Use scrambled or non-target probes and enzyme-minus controls; for comparative studies, include matched conditions to support differential proximity analysis and mitigate matrix/background effects—an approach aligned with eCLIP/ENCODE control philosophy.
Will free biotin or certain reagents interfere with labeling?
Yes. Excess free biotin and some peroxidase inhibitors can reduce labeling efficiency or elevate background; low-biotin, enzyme-compatible buffers and clean media conditions are recommended before labeling.
How does HyPro-MS compare with BioID/TurboID?
HyPro-MS anchors the reaction to an RNA via hybridization, whereas BioID/TurboID are protein-anchored. TurboID offers fast ligase activity and broad applicability; projects sometimes combine RNA-anchored and protein-anchored maps to triangulate local neighborhoods.
What downstream readouts are typical for proximity-labeled material?
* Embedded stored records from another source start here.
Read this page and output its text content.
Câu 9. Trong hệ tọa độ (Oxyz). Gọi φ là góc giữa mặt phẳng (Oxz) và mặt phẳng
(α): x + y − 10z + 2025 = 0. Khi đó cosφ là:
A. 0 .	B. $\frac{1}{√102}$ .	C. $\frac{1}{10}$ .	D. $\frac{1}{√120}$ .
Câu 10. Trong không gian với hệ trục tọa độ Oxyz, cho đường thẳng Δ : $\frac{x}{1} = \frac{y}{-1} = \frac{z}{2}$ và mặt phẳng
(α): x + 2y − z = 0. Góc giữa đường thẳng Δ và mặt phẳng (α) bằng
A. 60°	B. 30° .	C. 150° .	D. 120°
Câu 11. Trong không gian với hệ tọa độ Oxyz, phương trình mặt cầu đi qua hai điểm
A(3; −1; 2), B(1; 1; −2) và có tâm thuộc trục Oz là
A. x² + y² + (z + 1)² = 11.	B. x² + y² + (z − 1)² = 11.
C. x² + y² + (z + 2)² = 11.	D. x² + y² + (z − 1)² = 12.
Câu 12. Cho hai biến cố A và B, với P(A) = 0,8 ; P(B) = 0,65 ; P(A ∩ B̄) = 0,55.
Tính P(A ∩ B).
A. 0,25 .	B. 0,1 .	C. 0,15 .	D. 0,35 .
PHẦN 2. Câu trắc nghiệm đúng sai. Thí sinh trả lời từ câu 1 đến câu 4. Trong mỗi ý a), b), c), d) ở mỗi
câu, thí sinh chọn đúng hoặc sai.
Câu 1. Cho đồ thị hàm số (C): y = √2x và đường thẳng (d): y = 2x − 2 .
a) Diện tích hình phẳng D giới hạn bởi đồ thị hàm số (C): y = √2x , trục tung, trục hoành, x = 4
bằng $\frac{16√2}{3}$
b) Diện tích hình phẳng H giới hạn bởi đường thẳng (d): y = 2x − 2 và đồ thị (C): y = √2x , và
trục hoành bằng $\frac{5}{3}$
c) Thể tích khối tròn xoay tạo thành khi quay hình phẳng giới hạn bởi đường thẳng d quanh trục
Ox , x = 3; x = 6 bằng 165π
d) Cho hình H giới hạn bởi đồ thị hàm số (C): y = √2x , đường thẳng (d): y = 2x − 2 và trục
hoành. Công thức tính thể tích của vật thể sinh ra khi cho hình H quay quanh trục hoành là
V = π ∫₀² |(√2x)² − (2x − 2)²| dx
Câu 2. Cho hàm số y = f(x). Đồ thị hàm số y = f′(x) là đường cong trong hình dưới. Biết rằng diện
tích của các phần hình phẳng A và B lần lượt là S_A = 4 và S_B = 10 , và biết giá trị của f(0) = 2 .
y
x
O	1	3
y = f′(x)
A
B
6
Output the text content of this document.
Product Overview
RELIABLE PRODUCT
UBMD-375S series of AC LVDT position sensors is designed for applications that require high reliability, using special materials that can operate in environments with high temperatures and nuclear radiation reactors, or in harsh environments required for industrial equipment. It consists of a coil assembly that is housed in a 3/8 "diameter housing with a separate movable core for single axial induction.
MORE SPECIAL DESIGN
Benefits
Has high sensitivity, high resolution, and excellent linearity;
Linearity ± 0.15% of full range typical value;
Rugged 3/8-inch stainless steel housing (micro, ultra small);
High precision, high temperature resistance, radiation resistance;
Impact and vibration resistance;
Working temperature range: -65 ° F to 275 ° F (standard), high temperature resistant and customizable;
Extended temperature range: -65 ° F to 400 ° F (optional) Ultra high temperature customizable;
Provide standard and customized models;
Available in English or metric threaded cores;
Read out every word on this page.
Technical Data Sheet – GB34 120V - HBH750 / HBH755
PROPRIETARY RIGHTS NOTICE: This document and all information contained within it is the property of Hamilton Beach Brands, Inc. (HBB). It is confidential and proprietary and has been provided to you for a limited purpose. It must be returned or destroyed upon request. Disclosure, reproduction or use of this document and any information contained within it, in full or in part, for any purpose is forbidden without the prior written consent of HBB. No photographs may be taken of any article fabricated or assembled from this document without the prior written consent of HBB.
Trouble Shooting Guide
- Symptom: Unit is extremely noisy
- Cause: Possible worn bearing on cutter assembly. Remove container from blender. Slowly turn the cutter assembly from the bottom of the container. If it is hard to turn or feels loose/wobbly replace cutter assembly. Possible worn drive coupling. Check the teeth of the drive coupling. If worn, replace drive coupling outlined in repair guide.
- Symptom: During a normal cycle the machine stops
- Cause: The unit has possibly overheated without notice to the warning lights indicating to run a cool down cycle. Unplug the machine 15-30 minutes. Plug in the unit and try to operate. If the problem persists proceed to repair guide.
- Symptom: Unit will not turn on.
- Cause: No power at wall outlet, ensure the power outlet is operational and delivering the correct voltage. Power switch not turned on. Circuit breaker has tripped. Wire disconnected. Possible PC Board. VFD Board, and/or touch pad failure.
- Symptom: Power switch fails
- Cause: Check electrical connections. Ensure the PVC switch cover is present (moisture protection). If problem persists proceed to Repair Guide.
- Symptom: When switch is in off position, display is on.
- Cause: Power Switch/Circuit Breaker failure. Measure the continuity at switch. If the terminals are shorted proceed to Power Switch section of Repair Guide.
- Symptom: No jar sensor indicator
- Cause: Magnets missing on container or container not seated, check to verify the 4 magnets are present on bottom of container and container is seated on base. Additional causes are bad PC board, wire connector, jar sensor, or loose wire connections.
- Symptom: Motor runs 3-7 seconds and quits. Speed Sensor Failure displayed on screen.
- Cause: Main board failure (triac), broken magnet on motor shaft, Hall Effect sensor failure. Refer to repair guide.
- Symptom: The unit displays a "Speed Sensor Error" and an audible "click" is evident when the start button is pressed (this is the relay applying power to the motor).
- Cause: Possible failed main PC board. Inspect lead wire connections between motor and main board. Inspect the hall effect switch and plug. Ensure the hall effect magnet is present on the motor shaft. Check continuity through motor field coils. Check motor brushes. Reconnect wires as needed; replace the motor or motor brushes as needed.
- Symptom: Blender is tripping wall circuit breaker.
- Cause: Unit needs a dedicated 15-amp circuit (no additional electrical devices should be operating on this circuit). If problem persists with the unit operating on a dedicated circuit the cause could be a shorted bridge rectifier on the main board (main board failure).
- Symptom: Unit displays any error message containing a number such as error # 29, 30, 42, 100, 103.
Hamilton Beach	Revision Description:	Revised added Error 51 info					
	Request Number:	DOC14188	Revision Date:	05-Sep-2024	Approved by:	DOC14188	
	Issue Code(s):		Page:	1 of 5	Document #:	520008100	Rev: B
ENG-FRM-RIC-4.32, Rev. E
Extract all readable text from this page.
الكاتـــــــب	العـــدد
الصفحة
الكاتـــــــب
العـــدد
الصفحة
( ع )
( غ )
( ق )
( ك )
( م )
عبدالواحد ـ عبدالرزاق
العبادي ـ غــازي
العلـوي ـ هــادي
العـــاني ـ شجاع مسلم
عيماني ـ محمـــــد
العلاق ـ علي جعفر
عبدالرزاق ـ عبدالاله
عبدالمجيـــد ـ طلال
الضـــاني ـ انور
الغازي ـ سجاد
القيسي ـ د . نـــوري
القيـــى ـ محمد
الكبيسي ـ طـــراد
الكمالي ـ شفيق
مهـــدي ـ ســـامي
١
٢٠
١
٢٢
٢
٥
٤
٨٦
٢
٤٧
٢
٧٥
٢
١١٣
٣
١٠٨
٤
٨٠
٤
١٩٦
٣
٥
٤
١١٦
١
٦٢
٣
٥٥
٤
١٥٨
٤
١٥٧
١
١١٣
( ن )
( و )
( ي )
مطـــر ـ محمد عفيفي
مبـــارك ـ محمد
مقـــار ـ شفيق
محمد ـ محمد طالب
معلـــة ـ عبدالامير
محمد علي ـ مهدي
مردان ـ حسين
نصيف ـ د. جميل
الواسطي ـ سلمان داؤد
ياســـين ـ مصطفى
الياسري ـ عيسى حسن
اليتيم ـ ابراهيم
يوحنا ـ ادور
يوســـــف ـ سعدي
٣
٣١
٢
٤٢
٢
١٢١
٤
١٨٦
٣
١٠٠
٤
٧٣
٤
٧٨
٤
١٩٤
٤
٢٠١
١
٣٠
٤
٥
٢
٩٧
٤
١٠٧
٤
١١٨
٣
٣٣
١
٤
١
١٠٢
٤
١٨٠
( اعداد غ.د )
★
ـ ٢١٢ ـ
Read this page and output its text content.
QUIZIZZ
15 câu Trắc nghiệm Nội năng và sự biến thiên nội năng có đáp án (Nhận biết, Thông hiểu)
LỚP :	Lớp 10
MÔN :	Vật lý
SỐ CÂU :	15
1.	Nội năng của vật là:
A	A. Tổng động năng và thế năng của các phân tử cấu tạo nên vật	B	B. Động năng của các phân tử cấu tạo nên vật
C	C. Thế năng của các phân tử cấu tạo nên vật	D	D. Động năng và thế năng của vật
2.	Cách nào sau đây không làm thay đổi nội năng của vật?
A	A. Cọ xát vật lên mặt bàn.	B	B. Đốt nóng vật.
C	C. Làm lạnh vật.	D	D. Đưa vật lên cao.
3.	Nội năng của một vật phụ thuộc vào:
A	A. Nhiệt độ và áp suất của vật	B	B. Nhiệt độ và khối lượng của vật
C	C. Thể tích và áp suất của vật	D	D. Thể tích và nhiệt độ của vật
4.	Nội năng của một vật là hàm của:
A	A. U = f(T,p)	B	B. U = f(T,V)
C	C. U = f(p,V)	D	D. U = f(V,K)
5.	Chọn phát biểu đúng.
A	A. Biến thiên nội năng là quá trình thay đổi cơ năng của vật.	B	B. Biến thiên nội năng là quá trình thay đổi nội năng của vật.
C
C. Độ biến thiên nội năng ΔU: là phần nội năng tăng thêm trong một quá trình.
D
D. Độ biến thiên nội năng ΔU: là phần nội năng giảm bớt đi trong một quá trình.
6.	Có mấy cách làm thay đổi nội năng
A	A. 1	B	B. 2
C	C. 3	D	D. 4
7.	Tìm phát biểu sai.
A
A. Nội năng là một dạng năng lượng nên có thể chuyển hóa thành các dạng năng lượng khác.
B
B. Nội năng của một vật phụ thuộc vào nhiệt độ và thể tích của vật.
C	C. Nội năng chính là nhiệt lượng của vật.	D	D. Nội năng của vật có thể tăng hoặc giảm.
Proteins are identified by high-resolution LC–MS/MS and RNAs by sequencing; proximity labeling has been used to build subcellular proteome/transcriptome atlases and condition-specific neighborhood maps.
Can I study RNA–chromatin relationships with HyPro-MS?
HyPro-MS can suggest RNA–chromatin proximity via associated partners, but locus-resolved questions are best addressed with RNA hybrid-capture approaches (ChIRP/CHART/RAP) and then integrated with proximity datasets.